Komisi Pemberantasan Korupsi (KPK) kembali menggebrak dengan melakukan penggeledahan di rumah dinas Bupati Indragiri Hulu, Ade Agus Hartanto. Tindakan ini merupakan bagian dari penyidikan kasus dugaan pemerasan yang melibatkan penambahan anggaran di Dinas PUPR PKPP Riau.
Kasus ini semakin memanas dengan ditetapkannya Gubernur Riau nonaktif, Abdul Wahid, sebagai tersangka. Penggeledahan yang dilakukan KPK ini mengindikasikan adanya upaya pengumpulan bukti lebih lanjut terkait dugaan korupsi yang terjadi.
Penggeledahan dan Pengamanan Bukti
KPK melakukan penggeledahan di rumah dinas Bupati Indragiri Hulu sebagai bagian dari penyidikan kasus dugaan korupsi yang melibatkan Gubernur Riau nonaktif, Abdul Wahid. Penggeledahan ini terkait dengan dugaan pemerasan dalam penambahan anggaran Unit Pelaksana Teknis (UPT) Jalan dan Jembatan Wilayah I–VI Dinas PUPR PKPP tahun 2025.
Temuan Penting dalam Penggeledahan
Juru Bicara KPK, Budi Prasetyo, mengungkapkan bahwa penggeledahan dilakukan pada pekan lalu.
Penyidik mengamankan sejumlah dokumen penting serta uang tunai dalam bentuk Rupiah dan Dolar Singapura.
“Uang yang diamankan lebih dari Rp400 juta,” kata Budi kepada wartawan, Senin (22/12/2025).
Keterlibatan Gubernur Riau Nonaktif
Kasus ini bermula dari operasi tangkap tangan (OTT) yang dilakukan KPK pada Senin, 3 November 2025. Dalam OTT tersebut, Gubernur Riau nonaktif Abdul Wahid ditetapkan sebagai tersangka.
Daftar Tersangka Lainnya
Selain Abdul Wahid, KPK juga menetapkan dua tersangka lainnya, yaitu Kepala Dinas PUPR PKPP Provinsi Riau, M. Arief Setiawan, dan tenaga ahli Gubernur Riau, Dani M. Nursalam.
Modus Operandi Korupsi
Abdul Wahid diduga meminta *fee* sebesar 5 persen dari tambahan anggaran proyek di Dinas PUPR PKPP Riau.

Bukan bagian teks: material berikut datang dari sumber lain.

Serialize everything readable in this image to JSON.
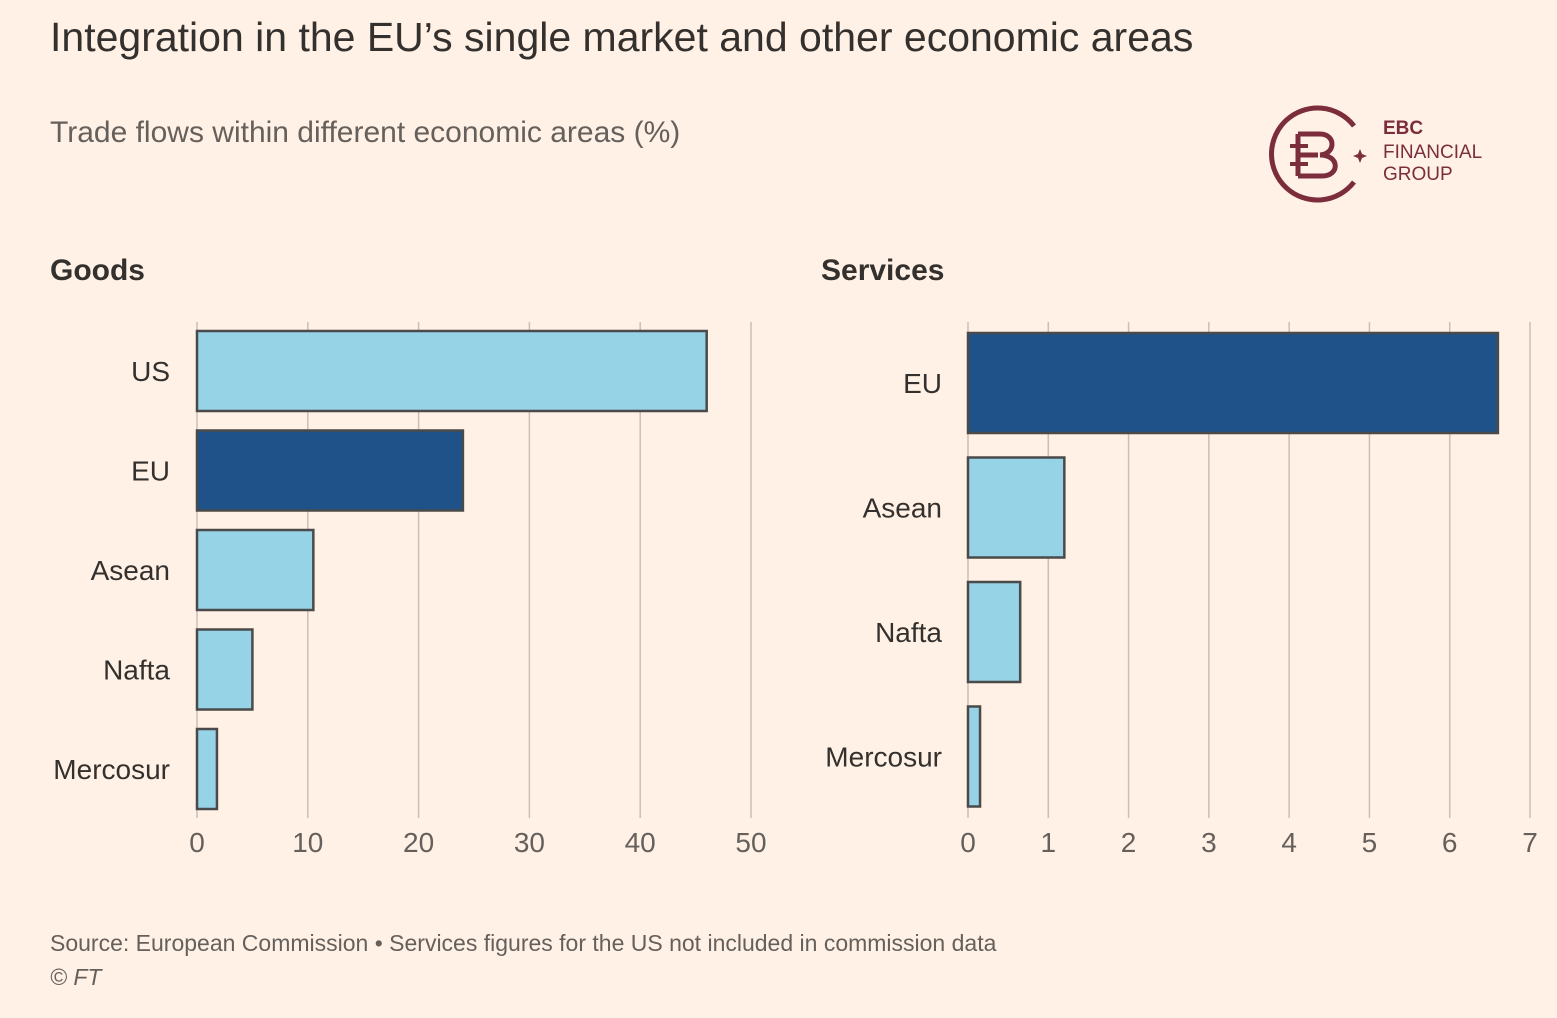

Total target pengumpulan dana diperkirakan mencapai sekitar Rp7 miliar.
Menurut KPK, praktik ini dikenal dengan istilah internal “jatah preman”. Uang dikumpulkan dari enam UPT jalan dan jembatan melalui setoran tunai maupun transfer.
Jerat Hukum Bagi Para Tersangka
Para tersangka dijerat dengan Pasal 12e dan/atau Pasal 12f dan/atau Pasal 12B Undang-Undang Nomor 31 Tahun 1999 tentang Pemberantasan Tindak Pidana Korupsi sebagaimana diubah dengan Undang-Undang Nomor 20 Tahun 2001 tentang Perubahan atas Undang-Undang Nomor 31 Tahun 1999 tentang Pemberantasan Tindak Pidana Korupsi juncto Pasal 55 ayat (1) ke-1 KUHP.